Recognised as a global energy hub servicing the North Sea as well as global markets, Aberdeen is said to be ideally placed to capitalise on the opportunities this represents.
Alastair Geddes, a director in the PwC’s oil and gas team in Aberdeen, said: “In our Northern Lights reports we outlined the need for Aberdeen to not only extend mature North Sea fields through incremental developments and technical innovations but capitalise on new opportunities in areas such as west of Shetland to secure a long-term future for the oil and gas industry in the north-east of Scotland.
“Shale oil represents yet another exciting opportunity for the industry, particularly oil field services companies.

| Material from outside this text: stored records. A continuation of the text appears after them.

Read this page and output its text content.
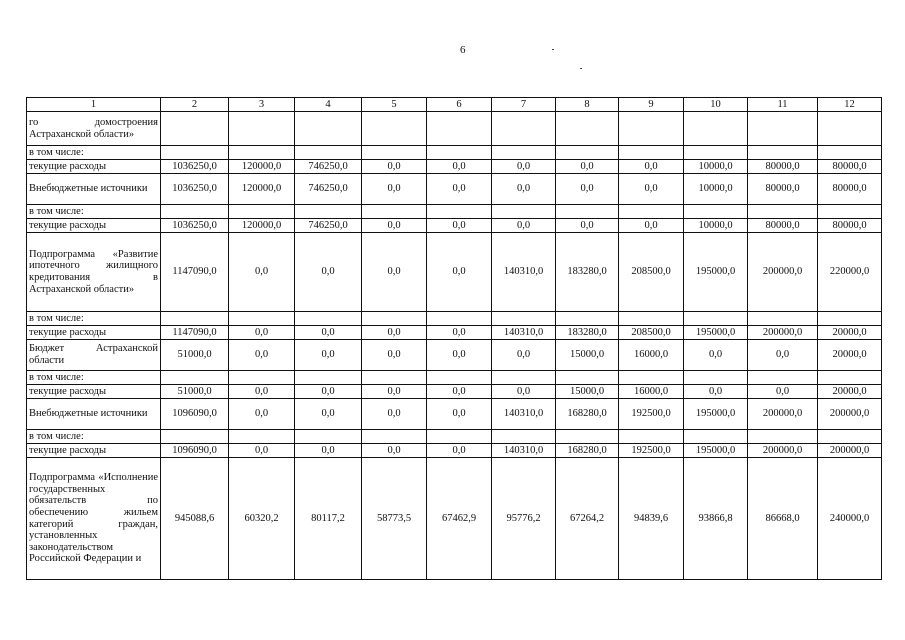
6
1	2	3	4	5	6	7	8	9	10	11	12
го домостроения Астраханской области»											
в том числе:											
текущие расходы	1036250,0	120000,0	746250,0	0,0	0,0	0,0	0,0	0,0	10000,0	80000,0	80000,0
Внебюджетные источники	1036250,0	120000,0	746250,0	0,0	0,0	0,0	0,0	0,0	10000,0	80000,0	80000,0
в том числе:											
текущие расходы	1036250,0	120000,0	746250,0	0,0	0,0	0,0	0,0	0,0	10000,0	80000,0	80000,0
Подпрограмма «Развитие ипотечного жилищного кредитования в Астраханской области»	1147090,0	0,0	0,0	0,0	0,0	140310,0	183280,0	208500,0	195000,0	200000,0	220000,0
в том числе:											
текущие расходы	1147090,0	0,0	0,0	0,0	0,0	140310,0	183280,0	208500,0	195000,0	200000,0	20000,0
Бюджет Астраханской области	51000,0	0,0	0,0	0,0	0,0	0,0	15000,0	16000,0	0,0	0,0	20000,0
в том числе:											
текущие расходы	51000,0	0,0	0,0	0,0	0,0	0,0	15000,0	16000,0	0,0	0,0	20000,0
Внебюджетные источники	1096090,0	0,0	0,0	0,0	0,0	140310,0	168280,0	192500,0	195000,0	200000,0	200000,0
в том числе:											
текущие расходы	1096090,0	0,0	0,0	0,0	0,0	140310,0	168280,0	192500,0	195000,0	200000,0	200000,0
Подпрограмма «Исполнение государственных обязательств по обеспечению жильем категорий граждан, установленных законодательством Российской Федерации и	945088,6	60320,2	80117,2	58773,5	67462,9	95776,2	67264,2	94839,6	93866,8	86668,0	240000,0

“However, if we are to become a key international player in this market, a move that could positively impact investment, employment and economic growth across the region and the UK, then we need to grasp the opportunity with both hands.”
The PwC report examines scenarios that consider the potential impact of future growth in shale oil production on global oil prices and assesses how these changes could impact the wider economy and the oil and gas industry over the period to 2035.
The findings show that successful exploitation of this resource could push global oil prices down by around 25%-40% over this period, resulting in significantly lower oil prices than would otherwise be the case and a consequent increase of around £500-800 in GDP per person in the UK (at today’s GDP values).
Mr Geddes added: “While recent announcements by the UK Government on issues such as decommissioning and brown field allowances will go some way to encouraging investment in the industry and increasing the longevity of the UK continental shelf, the reality is this is a finite resource.
“It is also clear that, if global oil prices drop, the UK Government could lose some North Sea tax revenues.
“For the UK Government, shale oil and gas presents an opportunity to create a new growth engine for UK plc as well as a new source of tax revenue.
“It has the potential to reshape the global economy, increasing energy security, independence and affordability in the long-term.”
Hydraulic fracturing or “fracking” is a technique that uses water, pumped at high pressure, into the rock to create narrow fractures to allow the hydrocarbons to flow out.